Low Cost, High Performance Ultrathin Gallium Arsenide Solar Cells for Terrestrial Photovoltaics
Despite their impressive performance reaching near the theoretical limit, the practical application of gallium arsenide solar cells in on-earth applications remains a formidable challenge largely due to the excessively high cost of growing device-quality epitaxial materials. The research outlined in this proposal aims to address the future energy demand of global society by developing a practical solution that can balance the high performance of gallium arsenide solar cells with their production cost, and therefore enable their large-scale deployment in terrestrial photovoltaics. The highly multidisciplinary themes of the proposed research will be intimately integrated with comprehensive teaching and outreach efforts.

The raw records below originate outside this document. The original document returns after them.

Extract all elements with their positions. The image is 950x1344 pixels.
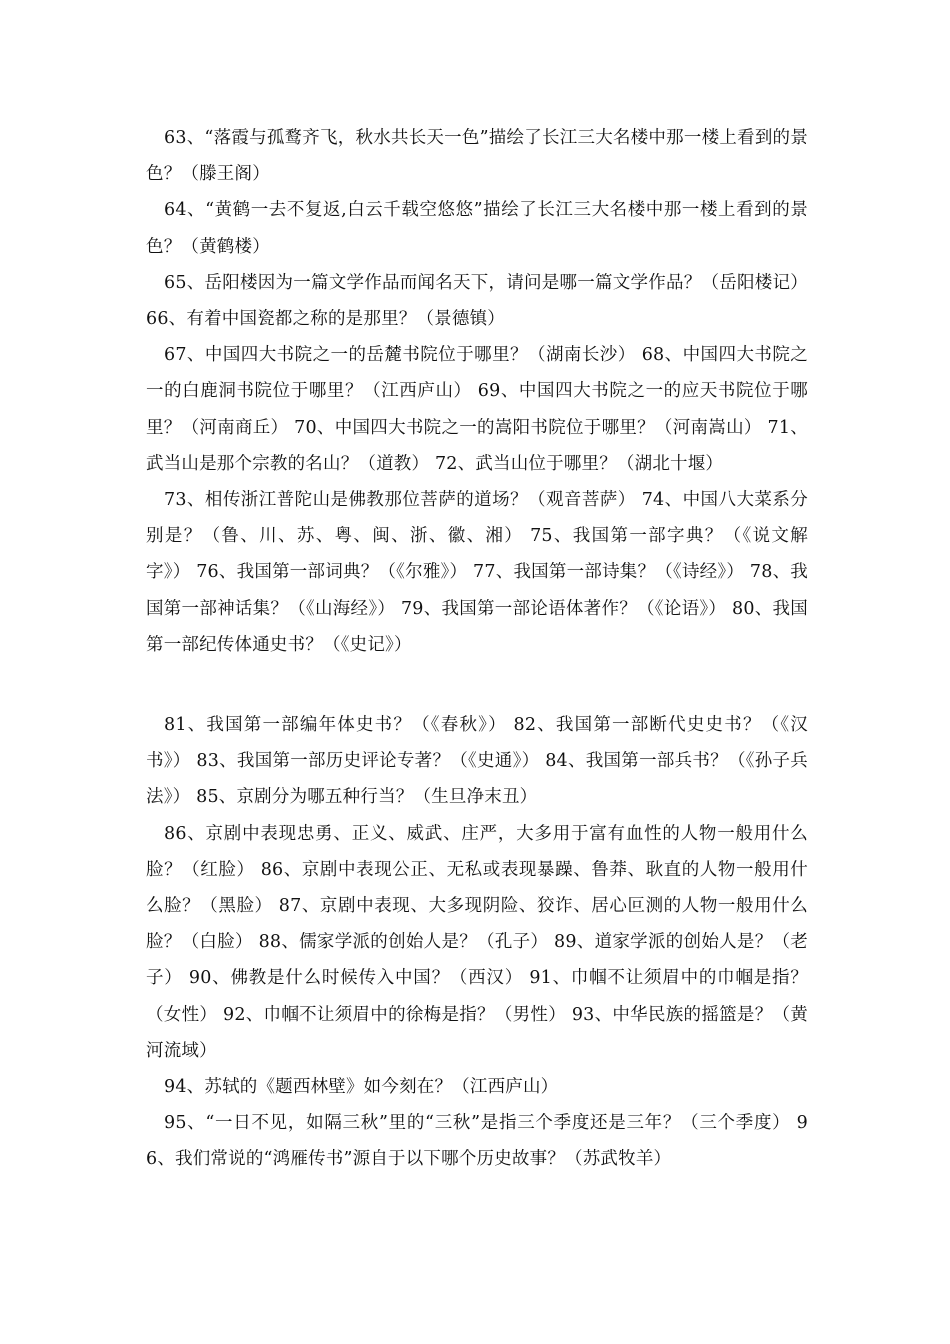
section-gap bbox=[146, 663, 808, 707]
paragraph-q86-93: 86、京剧中表现忠勇、正义、威武、庄严，大多用于富有血性的人物一般用什么脸？（红脸） 86、京剧中表现公正、无私或表现暴躁、鲁莽、耿直的人物一般用什么脸？（黑脸） 87、京剧中表现、大多现阴险、狡诈、居心叵测的人物一般用什么脸？（白脸） 88、儒家学派的创始人是？（孔子） 89、道家学派的创始人是？（老子） 90、佛教是什么时候传入中国？（西汉） 91、巾帼不让须眉中的巾帼是指？（女性） 92、巾帼不让须眉中的徐梅是指？（男性） 93、中华民族的摇篮是？（黄河流域） bbox=[146, 823, 808, 1061]
paragraph-q95-96: 95、“一日不见，如隔三秋”里的“三秋”是指三个季度还是三年？（三个季度） 96、我们常说的“鸿雁传书”源自于以下哪个历史故事？（苏武牧羊） bbox=[146, 1113, 808, 1170]
paragraph-q73-80: 73、相传浙江普陀山是佛教那位菩萨的道场？（观音菩萨） 74、中国八大菜系分别是？（鲁、川、苏、粤、闽、浙、徽、湘） 75、我国第一部字典？（《说文解字》） 76、我国第一部词典？（《尔雅》） 77、我国第一部诗集？（《诗经》） 78、我国第一部神话集？（《山海经》） 79、我国第一部论语体著作？（《论语》） 80、我国第一部纪传体通史书？（《史记》） bbox=[146, 490, 808, 655]
paragraph-q94: 94、苏轼的《题西林壁》如今刻在？（江西庐山） bbox=[164, 1077, 559, 1098]
document-body bbox=[146, 120, 808, 1178]
paragraph-q63: 63、“落霞与孤鹜齐飞，秋水共长天一色”描绘了长江三大名楼中那一楼上看到的景色？（滕王阁） bbox=[146, 128, 808, 185]
paragraph-q81-85: 81、我国第一部编年体史书？（《春秋》） 82、我国第一部断代史史书？（《汉书》） 83、我国第一部历史评论专著？（《史通》） 84、我国第一部兵书？（《孙子兵法》） 85、京剧分为哪五种行当？（生旦净末丑） bbox=[146, 715, 808, 808]
paragraph-q64: 64、“黄鹤一去不复返,白云千载空悠悠”描绘了长江三大名楼中那一楼上看到的景色？（黄鹤楼） bbox=[146, 200, 808, 257]
paragraph-q65-66: 65、岳阳楼因为一篇文学作品而闻名天下，请问是哪一篇文学作品？（岳阳楼记） 66、有着中国瓷都之称的是那里？（景德镇） bbox=[146, 272, 808, 330]
paragraph-q67-72: 67、中国四大书院之一的岳麓书院位于哪里？（湖南长沙） 68、中国四大书院之一的白鹿洞书院位于哪里？（江西庐山） 69、中国四大书院之一的应天书院位于哪里？（河南商丘） 70、中国四大书院之一的嵩阳书院位于哪里？（河南嵩山） 71、武当山是那个宗教的名山？（道教） 72、武当山位于哪里？（湖北十堰） bbox=[146, 345, 808, 474]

PI Yoon will work with the Center for Engineering Diversity at the University of Southern California to establish laboratory internship opportunities for educationally-disadvantaged middle and high school students in the inner city of Los Angeles. Co-PI Lee will partner with Yale Science Outreach on two particular programs: Science on Saturdays for families and the general public and the Pathways to Science program for middle and high school students. Training both undergraduate and graduate student researchers will be a primary educational goal, where the PIs will continue to support and encourage broadening participation of female students and students from underrepresented groups.
The goal of this collaborative research is to demonstrate high performance, cost-competitive GaAs solar cells for their large-scale deployment in terrestrial photovoltaics. To achieve this goal, we will develop novel strategies of materials growth and device fabrication exploiting (1) an ultrathin device platform that enables efficient use of expensive source materials, (2) multilayer epitaxial growth that can significantly reduce the cost of epitaxial materials, (3) bifacial nanophotonic light manipulation that can enhance the absorption, (4) high yield printing techniques that permits large-area distribution over low cost substrates. Specifically, Task 1 will explore the growth of multiple device stacks of ultrathin GaAs solar cells in molecular beam epitaxy (MBE) targeting uniform materials properties and device performance of multilayer-grown epitaxial stacks. Task 2 will seek to establish fundamental understanding and optimization of the epitaxial design for ultrathin GaAs solar cells to enhance the carrier collection and maximize the effectiveness of light trapping. Task 3 will focus on developing integrated schemes of bifacial photon management for light trapping and photon recycling. Successful completion of the proposed research will lead to the development of high performance, economically viable GaAs solar cells for terrestrial applications and also strengthen fundamental understanding of: materials behaviors and dopant diffusion in MBE-grown multilayer epitaxial assemblies; optimized layer structures of ultrathin GaAs solar cells for the most efficient photovoltaic energy conversion; multifunctional optical designs for maximized light absorption in the optically thin absorber.